Mentre l'Europa riarmo, il drone 'wingman' prende il centro della scena al salone aeronautico di Berlino

      L'aereo che ha attirato folle all'airshow di Berlino della scorsa settimana non era quello con un pilota a bordo. Il "compagno leale", un jet senza equipaggio progettato per volare accanto a un caccia con pilota e trasportare i sensori, i jammer e le armi extra che il caccia non può, è diventato l'ossessione della difesa europea, e quattro aziende si sono presentate per venderlo.

      Airbus, Boeing, Helsing e General Atomics hanno ciascuna portato una versione della stessa idea ai militari tedeschi e ai funzionari degli acquisti dei suoi vicini.
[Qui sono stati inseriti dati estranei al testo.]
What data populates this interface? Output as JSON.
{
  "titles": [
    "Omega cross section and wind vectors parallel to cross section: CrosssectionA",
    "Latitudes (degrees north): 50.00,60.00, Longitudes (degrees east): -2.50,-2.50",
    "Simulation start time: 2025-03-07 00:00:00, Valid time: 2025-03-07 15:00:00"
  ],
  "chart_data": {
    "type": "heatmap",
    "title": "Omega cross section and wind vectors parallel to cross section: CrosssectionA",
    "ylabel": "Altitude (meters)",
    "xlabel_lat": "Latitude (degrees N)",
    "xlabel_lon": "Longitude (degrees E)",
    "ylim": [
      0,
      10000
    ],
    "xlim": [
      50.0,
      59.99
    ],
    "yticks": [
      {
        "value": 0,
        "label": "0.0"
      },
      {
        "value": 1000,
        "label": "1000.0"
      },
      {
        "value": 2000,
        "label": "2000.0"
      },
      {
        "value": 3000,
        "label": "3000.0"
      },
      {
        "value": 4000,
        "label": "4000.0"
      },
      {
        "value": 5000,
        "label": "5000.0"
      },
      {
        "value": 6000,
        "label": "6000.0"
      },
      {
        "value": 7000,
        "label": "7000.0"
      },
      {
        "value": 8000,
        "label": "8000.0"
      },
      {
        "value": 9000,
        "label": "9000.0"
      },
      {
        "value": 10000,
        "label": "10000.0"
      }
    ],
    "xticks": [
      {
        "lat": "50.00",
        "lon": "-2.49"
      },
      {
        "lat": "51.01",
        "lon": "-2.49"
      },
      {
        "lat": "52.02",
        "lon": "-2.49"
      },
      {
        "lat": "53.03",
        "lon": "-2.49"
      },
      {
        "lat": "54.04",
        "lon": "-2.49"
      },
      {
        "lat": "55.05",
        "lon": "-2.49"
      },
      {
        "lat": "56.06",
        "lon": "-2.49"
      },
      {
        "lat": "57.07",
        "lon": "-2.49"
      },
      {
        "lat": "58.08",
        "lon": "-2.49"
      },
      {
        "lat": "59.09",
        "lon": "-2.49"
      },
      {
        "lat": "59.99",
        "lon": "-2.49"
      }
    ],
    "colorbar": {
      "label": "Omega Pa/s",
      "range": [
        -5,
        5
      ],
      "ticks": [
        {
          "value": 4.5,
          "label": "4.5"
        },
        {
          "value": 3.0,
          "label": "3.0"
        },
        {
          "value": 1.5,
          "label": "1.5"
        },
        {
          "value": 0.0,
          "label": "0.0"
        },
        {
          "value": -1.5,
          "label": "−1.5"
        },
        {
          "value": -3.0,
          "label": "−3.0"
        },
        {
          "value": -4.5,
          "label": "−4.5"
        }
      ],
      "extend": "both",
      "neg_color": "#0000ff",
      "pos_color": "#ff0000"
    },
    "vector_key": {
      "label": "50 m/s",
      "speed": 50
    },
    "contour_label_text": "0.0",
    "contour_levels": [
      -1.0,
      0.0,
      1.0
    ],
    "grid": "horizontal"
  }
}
      Il presupposto è coerente per tutti loro: abbinare un numero ridotto di costosi aerei con equipaggio a un numero maggiore di aerei autonomi più economici, lasciare che i droni assorbano il rischio nelle missioni aria-aria, aria-terra e di guerra elettronica, e moltiplicare ciò che un singolo pilota può fare.

      La guerra in Ucraina, dove i droni e la guerra elettronica hanno rimodellato il campo di battaglia più velocemente di quanto qualsiasi dottrina avesse previsto, è l'argomento alla base di tutta la categoria.

      Airbus ha fatto l'ingresso più rumoroso, svelando il suo U760 Ravenstorm, un aereo da combattimento collaborativo senza equipaggio progettato per operare accanto a caccia con equipaggio come l'Eurofighter Typhoon.

      Il gruppo europeo sta, di fatto, gestendo due programmi contemporaneamente: un'opzione a breve termine chiamata U740 Valkyrie, una versione dell'americano XQ-58A destinata a entrare in servizio in Germania entro il 2029, e il più ambizioso Ravenstorm come progetto a lungo termine, previsto per i primi anni 2030.

      Quella divisione, veloce e presa in prestito ora, sovrana e avanzata più tardi, cattura la situazione in cui si trova l'Europa. Il continente desidera la propria tecnologia di difesa frontiera e vuole capacità sul campo prima che il decennio sia finito, e questi due obiettivi non seguono lo stesso cronoprogramma. Il risultato è un mercato affollato di progetti concorrenti a stadi di maturità diversi.

      L'entrante più sorprendente è quello senza alcun patrimonio aeronautico. Helsing, l'azienda di software di Monaco, ha cavalcato l'onda del riarmo per diventare una delle cinque aziende tecnologiche private più preziose d'Europa, valutata intorno ai 12 miliardi di euro, sostenendo che il componente decisivo di un moderno aereo da combattimento è il suo software piuttosto che la sua struttura.

      Helsing ha già collaborato con Mistral per costruire un'alleanza di difesa-AI europea, e la sua presenza a Berlino ha messo un'azienda di software sullo stesso piano dei costruttori di fusoliere che intende superare.

      I concorrenti non stanno fermi. Boeing ha aggiornato il suo drone Ghost Bat per competere in Germania specificamente contro i nuovi arrivati, e General Atomics, che costruisce la linea Predator, sta adattando un prototipo americano di compagno leale per le esigenze europee. La competizione è il punto. Berlino e i suoi vicini preferirebbero avere diversi fornitori che fanno offerte piuttosto che uno solo con potere di prezzo.

      Nessuno degli aerei è ancora in servizio di prima linea. La Valkyrie ha un obiettivo per il 2029, il Ravenstorm uno per i primi anni 2030, e la maggior parte dei programmi concorrenti si trova da qualche parte su quel stesso orizzonte. Ciò che Berlino ha mostrato era meno una flotta che un campo di contendenti, e un'Europa che ha deciso, dopo l'Ucraina, che non può permettersi di acquistare questa categoria dall'estero.